“What do you mean you quit,” Willie
asked looking dumbfounded at Lena. “You can’t quit I won’t let you. You’re the
best bartender I have.”
“Sorry Willie, but you can’t stop me
from quitting,” Lena sighed sitting at the bar. “Like I told you, I just need
to take a year off. I’ll be back at school next January.”
“Next January? This is January, that’s
a whole year. You’re the reason my bar stays open. I’ll give you a raise, more
hours, less hours, I’ll let you make the schedule,” Willie pleaded.
“As tempting as that is,” she laughed
softly. “I can’t, there’s something I’ve gotta do. But I promise when I come
back next year, I’ll work for free.”
“So you’re really giving me your two
weeks notice,” he asked rubbing his head.
“Not exactly,” she said biting her
lip.
“What do you mean not exactly? When is
your last day?”
“Umm,” she said pulling out her phone.
“January 31st, next Thursday, a week from today.”

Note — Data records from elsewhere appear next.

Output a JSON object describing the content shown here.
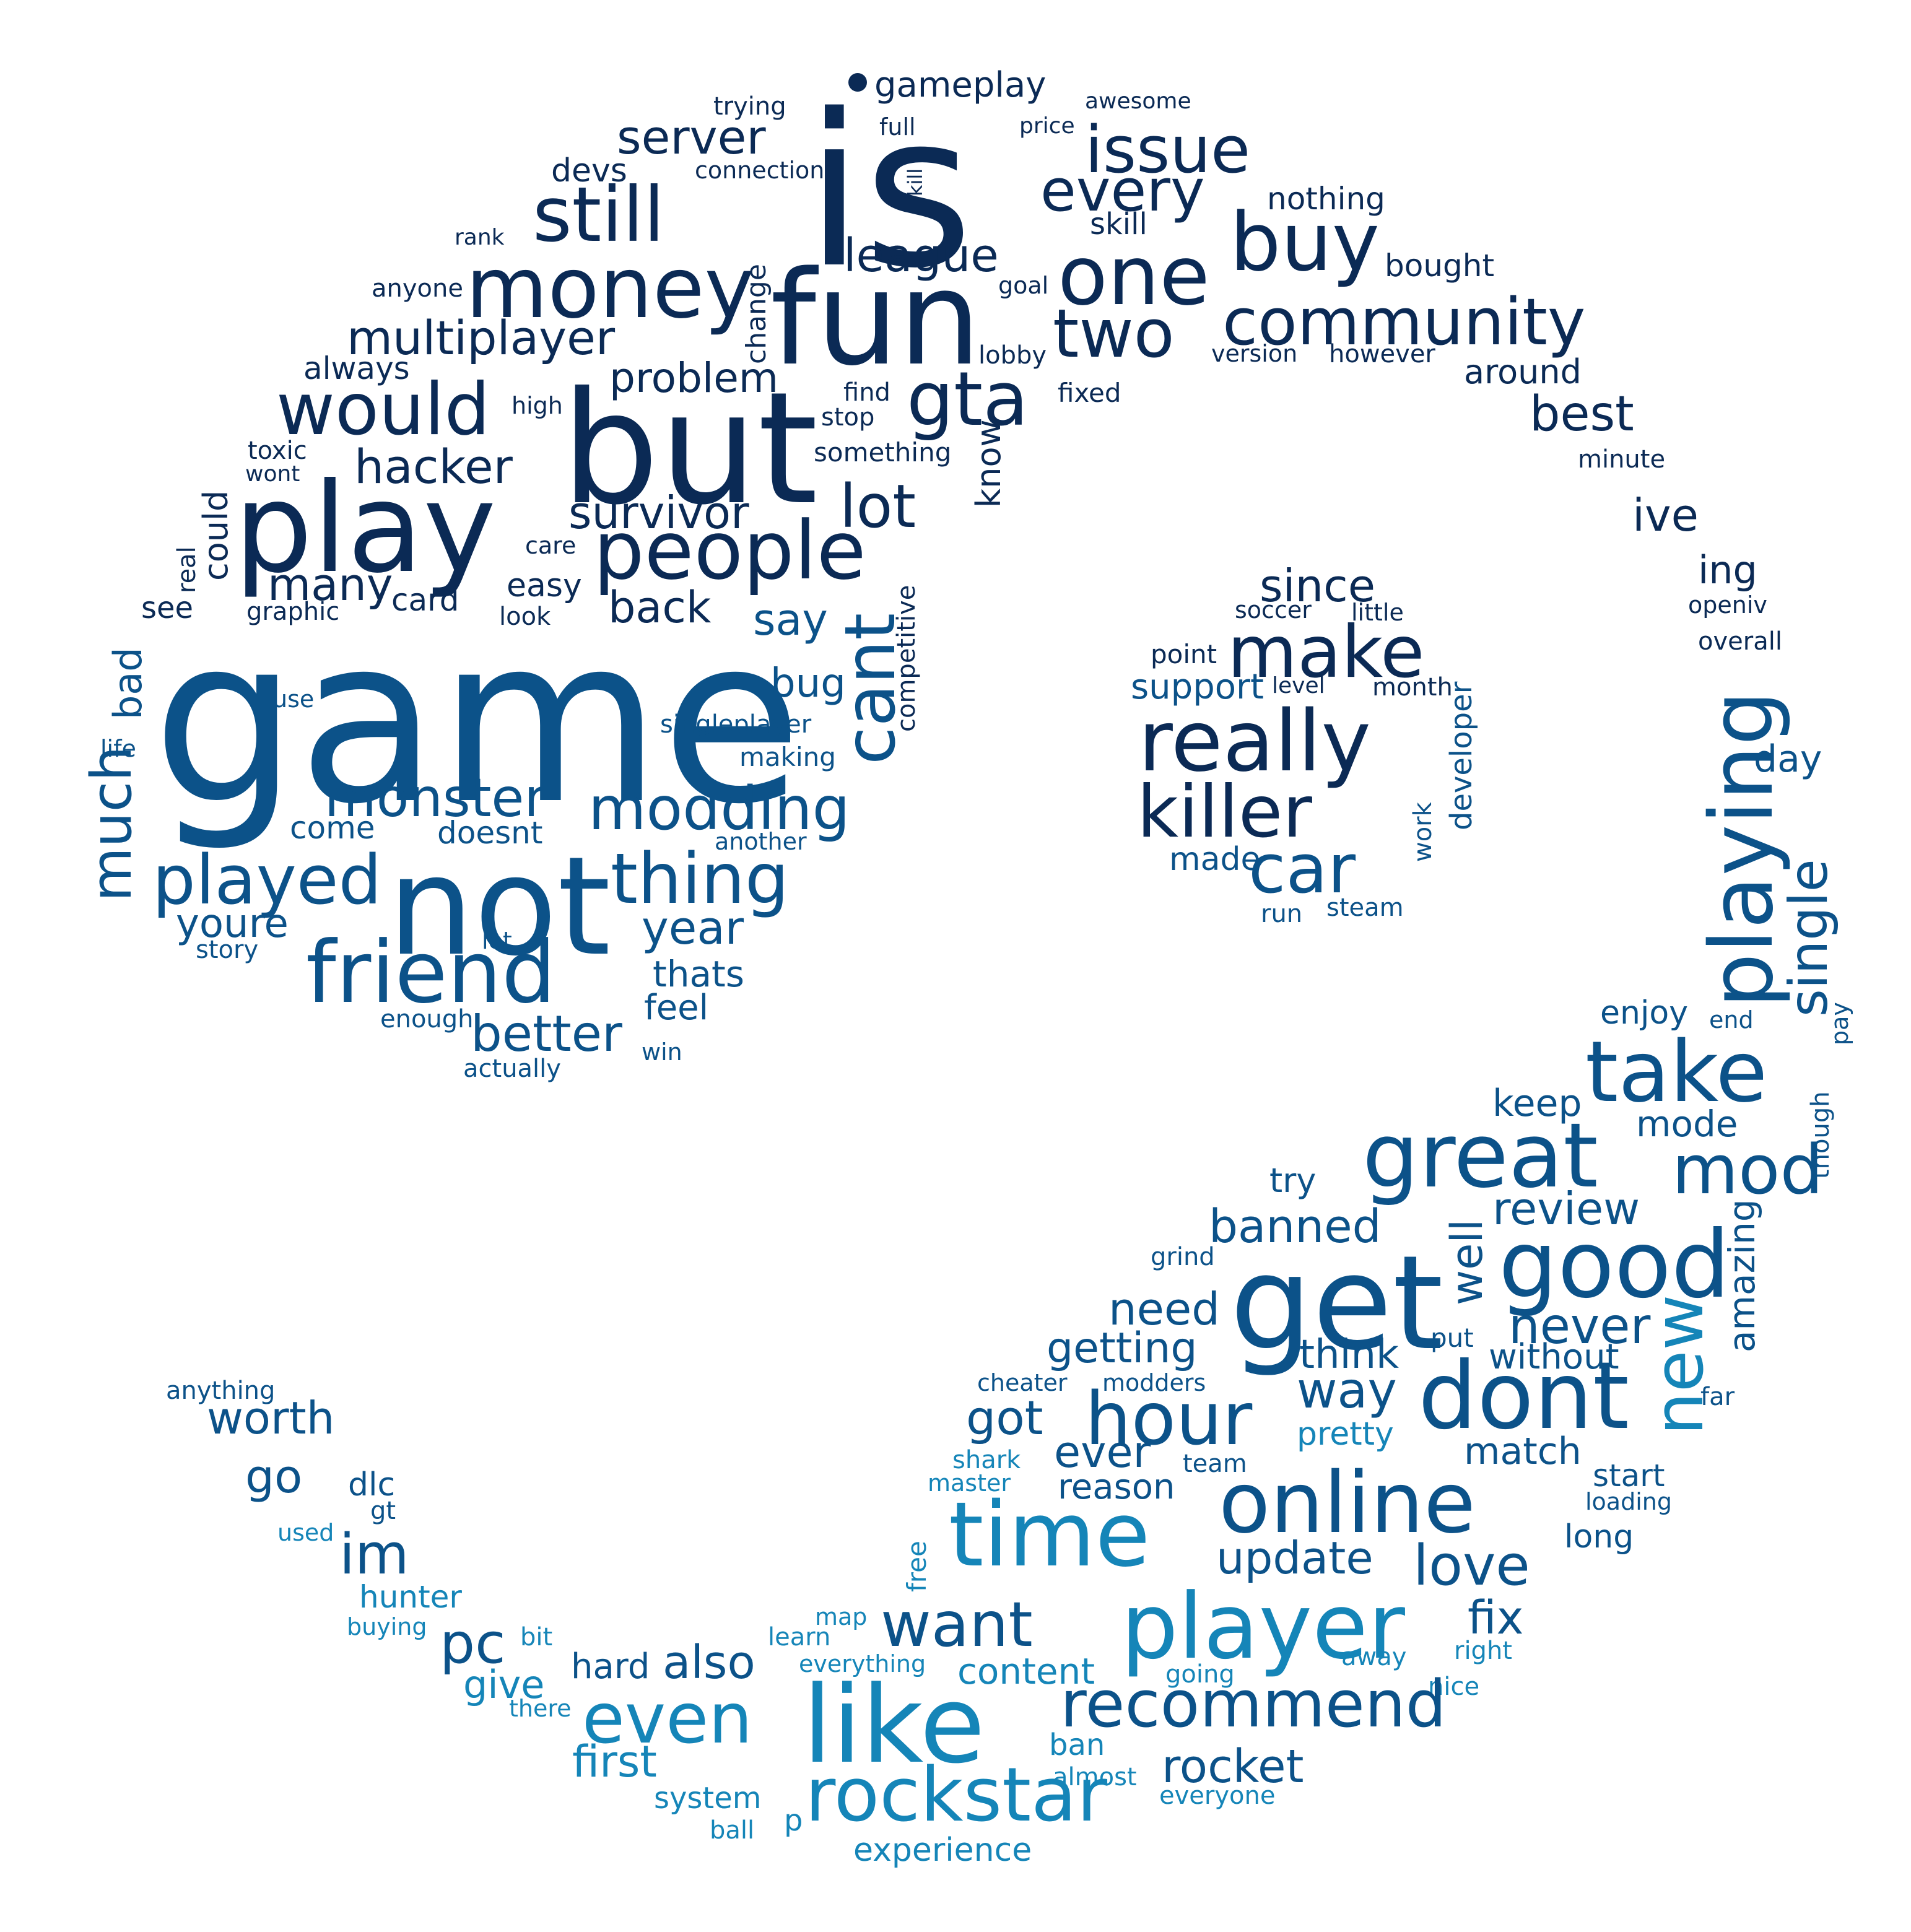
{
  "palette": {
    "dark": "#0b2a55",
    "mid": "#0c5289",
    "light": "#1585b8",
    "background": "#ffffff"
  },
  "words": [
    {
      "text": "gameplay"
    },
    {
      "text": "awesome"
    },
    {
      "text": "trying"
    },
    {
      "text": "full"
    },
    {
      "text": "price"
    },
    {
      "text": "is"
    },
    {
      "text": "server"
    },
    {
      "text": "kill"
    },
    {
      "text": "issue"
    },
    {
      "text": "devs"
    },
    {
      "text": "connection"
    },
    {
      "text": "every"
    },
    {
      "text": "nothing"
    },
    {
      "text": "still"
    },
    {
      "text": "skill"
    },
    {
      "text": "rank"
    },
    {
      "text": "buy"
    },
    {
      "text": "league"
    },
    {
      "text": "bought"
    },
    {
      "text": "money"
    },
    {
      "text": "one"
    },
    {
      "text": "anyone"
    },
    {
      "text": "goal"
    },
    {
      "text": "change"
    },
    {
      "text": "fun"
    },
    {
      "text": "community"
    },
    {
      "text": "two"
    },
    {
      "text": "multiplayer"
    },
    {
      "text": "lobby"
    },
    {
      "text": "version"
    },
    {
      "text": "however"
    },
    {
      "text": "always"
    },
    {
      "text": "around"
    },
    {
      "text": "problem"
    },
    {
      "text": "would"
    },
    {
      "text": "find"
    },
    {
      "text": "fixed"
    },
    {
      "text": "high"
    },
    {
      "text": "gta"
    },
    {
      "text": "stop"
    },
    {
      "text": "best"
    },
    {
      "text": "but"
    },
    {
      "text": "toxic"
    },
    {
      "text": "something"
    },
    {
      "text": "minute"
    },
    {
      "text": "wont"
    },
    {
      "text": "hacker"
    },
    {
      "text": "know"
    },
    {
      "text": "play"
    },
    {
      "text": "lot"
    },
    {
      "text": "ive"
    },
    {
      "text": "could"
    },
    {
      "text": "survivor"
    },
    {
      "text": "care"
    },
    {
      "text": "real"
    },
    {
      "text": "people"
    },
    {
      "text": "many"
    },
    {
      "text": "easy"
    },
    {
      "text": "ing"
    },
    {
      "text": "since"
    },
    {
      "text": "see"
    },
    {
      "text": "card"
    },
    {
      "text": "back"
    },
    {
      "text": "competitive"
    },
    {
      "text": "graphic"
    },
    {
      "text": "look"
    },
    {
      "text": "say"
    },
    {
      "text": "soccer"
    },
    {
      "text": "little"
    },
    {
      "text": "openiv"
    },
    {
      "text": "make"
    },
    {
      "text": "point"
    },
    {
      "text": "overall"
    },
    {
      "text": "playing"
    },
    {
      "text": "game"
    },
    {
      "text": "bad"
    },
    {
      "text": "bug"
    },
    {
      "text": "support"
    },
    {
      "text": "level"
    },
    {
      "text": "month"
    },
    {
      "text": "use"
    },
    {
      "text": "cant"
    },
    {
      "text": "singleplayer"
    },
    {
      "text": "really"
    },
    {
      "text": "developer"
    },
    {
      "text": "life"
    },
    {
      "text": "making"
    },
    {
      "text": "day"
    },
    {
      "text": "much"
    },
    {
      "text": "monster"
    },
    {
      "text": "killer"
    },
    {
      "text": "modding"
    },
    {
      "text": "single"
    },
    {
      "text": "come"
    },
    {
      "text": "doesnt"
    },
    {
      "text": "work"
    },
    {
      "text": "another"
    },
    {
      "text": "not"
    },
    {
      "text": "made"
    },
    {
      "text": "car"
    },
    {
      "text": "played"
    },
    {
      "text": "thing"
    },
    {
      "text": "youre"
    },
    {
      "text": "run"
    },
    {
      "text": "steam"
    },
    {
      "text": "let"
    },
    {
      "text": "year"
    },
    {
      "text": "story"
    },
    {
      "text": "friend"
    },
    {
      "text": "thats"
    },
    {
      "text": "feel"
    },
    {
      "text": "enjoy"
    },
    {
      "text": "end"
    },
    {
      "text": "pay"
    },
    {
      "text": "enough"
    },
    {
      "text": "better"
    },
    {
      "text": "win"
    },
    {
      "text": "take"
    },
    {
      "text": "actually"
    },
    {
      "text": "keep"
    },
    {
      "text": "though"
    },
    {
      "text": "mode"
    },
    {
      "text": "great"
    },
    {
      "text": "mod"
    },
    {
      "text": "try"
    },
    {
      "text": "review"
    },
    {
      "text": "banned"
    },
    {
      "text": "amazing"
    },
    {
      "text": "grind"
    },
    {
      "text": "good"
    },
    {
      "text": "well"
    },
    {
      "text": "get"
    },
    {
      "text": "need"
    },
    {
      "text": "never"
    },
    {
      "text": "getting"
    },
    {
      "text": "put"
    },
    {
      "text": "think"
    },
    {
      "text": "without"
    },
    {
      "text": "new"
    },
    {
      "text": "anything"
    },
    {
      "text": "cheater"
    },
    {
      "text": "modders"
    },
    {
      "text": "far"
    },
    {
      "text": "way"
    },
    {
      "text": "dont"
    },
    {
      "text": "worth"
    },
    {
      "text": "got"
    },
    {
      "text": "hour"
    },
    {
      "text": "pretty"
    },
    {
      "text": "ever"
    },
    {
      "text": "shark"
    },
    {
      "text": "team"
    },
    {
      "text": "match"
    },
    {
      "text": "go"
    },
    {
      "text": "master"
    },
    {
      "text": "reason"
    },
    {
      "text": "start"
    },
    {
      "text": "dlc"
    },
    {
      "text": "gt"
    },
    {
      "text": "loading"
    },
    {
      "text": "online"
    },
    {
      "text": "time"
    },
    {
      "text": "used"
    },
    {
      "text": "free"
    },
    {
      "text": "long"
    },
    {
      "text": "im"
    },
    {
      "text": "update"
    },
    {
      "text": "love"
    },
    {
      "text": "hunter"
    },
    {
      "text": "want"
    },
    {
      "text": "player"
    },
    {
      "text": "buying"
    },
    {
      "text": "map"
    },
    {
      "text": "fix"
    },
    {
      "text": "pc"
    },
    {
      "text": "bit"
    },
    {
      "text": "learn"
    },
    {
      "text": "right"
    },
    {
      "text": "hard"
    },
    {
      "text": "also"
    },
    {
      "text": "everything"
    },
    {
      "text": "content"
    },
    {
      "text": "away"
    },
    {
      "text": "give"
    },
    {
      "text": "going"
    },
    {
      "text": "nice"
    },
    {
      "text": "there"
    },
    {
      "text": "even"
    },
    {
      "text": "like"
    },
    {
      "text": "recommend"
    },
    {
      "text": "first"
    },
    {
      "text": "ban"
    },
    {
      "text": "rocket"
    },
    {
      "text": "almost"
    },
    {
      "text": "system"
    },
    {
      "text": "everyone"
    },
    {
      "text": "rockstar"
    },
    {
      "text": "ball"
    },
    {
      "text": "p"
    },
    {
      "text": "experience"
    }
  ]
}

“Lena, you’re killing me. Slowly
killing me. You’re not going down to one of the big chains are you,” he asked
writing.
“I promise I will not be working at
any restaurant or bar in South Carolina unless it’s here. And when I come back
I promise I’ll make it up to you. If you can find someone I promise I’ll train
them when I’m here. I’m scheduled for four more days.”
“Yeah,” he mumbled. “Whatever it is,
it must be important because I think you’ve used close to no sick days in 6
years. But damn, we’re gonna miss you.”
“I’ve had a lot of shitty jobs since I
turned 16, but trust me when I say, this was hands down the best. Oh I got a
new number, let me give it to you before I forget.”
Willie took down her new number and
made a final plea to get Lena to stay before she left. Lena felt just a little
bad, she honestly did. Willie and his wife, Michelle, had been more than flexible
with her and her ever changing schedule as she worked through college and now
graduate school. She would miss them, but in a year she would be back working
for them again, for free. And as far away as it seemed it was only a year, less
than that technically.
Lena shook the tiny bit of guilt out
of her head as she pulled into her driveway. Grabbing her bags from the
backseat, she went inside and set to work with Daisy by her side. After
flipping a coin twice to see which she would book first, the concert tickets,
hotel room or plane ticket, she put her feelers out to get the name of every
last hotel the band stayed at last tour. In a matter hours, not only did she
have every last hotel information, she had it all booked. It was truly amazing
sometimes what the Bon Jovi fandom community could accomplish in such a short
amount of time.
Lena poured herself a glass of wine
and set to work with her new calendar to fill in tour dates and hotel
reservations that she had made. The next four hours she slowly began to
accumulate tickets and dealt with the scheduling nightmare that would be
airfare.
Daisy demanded her dinner around 5,
and Lena happily obliged before she started her and Sammy’s dinner. Lena
happily hummed along to the new single she put on repeat, smiling bigger when
she realized that exactly two weeks from today she would board a private plane
en route to Uncasville, Connecticut to begin her adventure.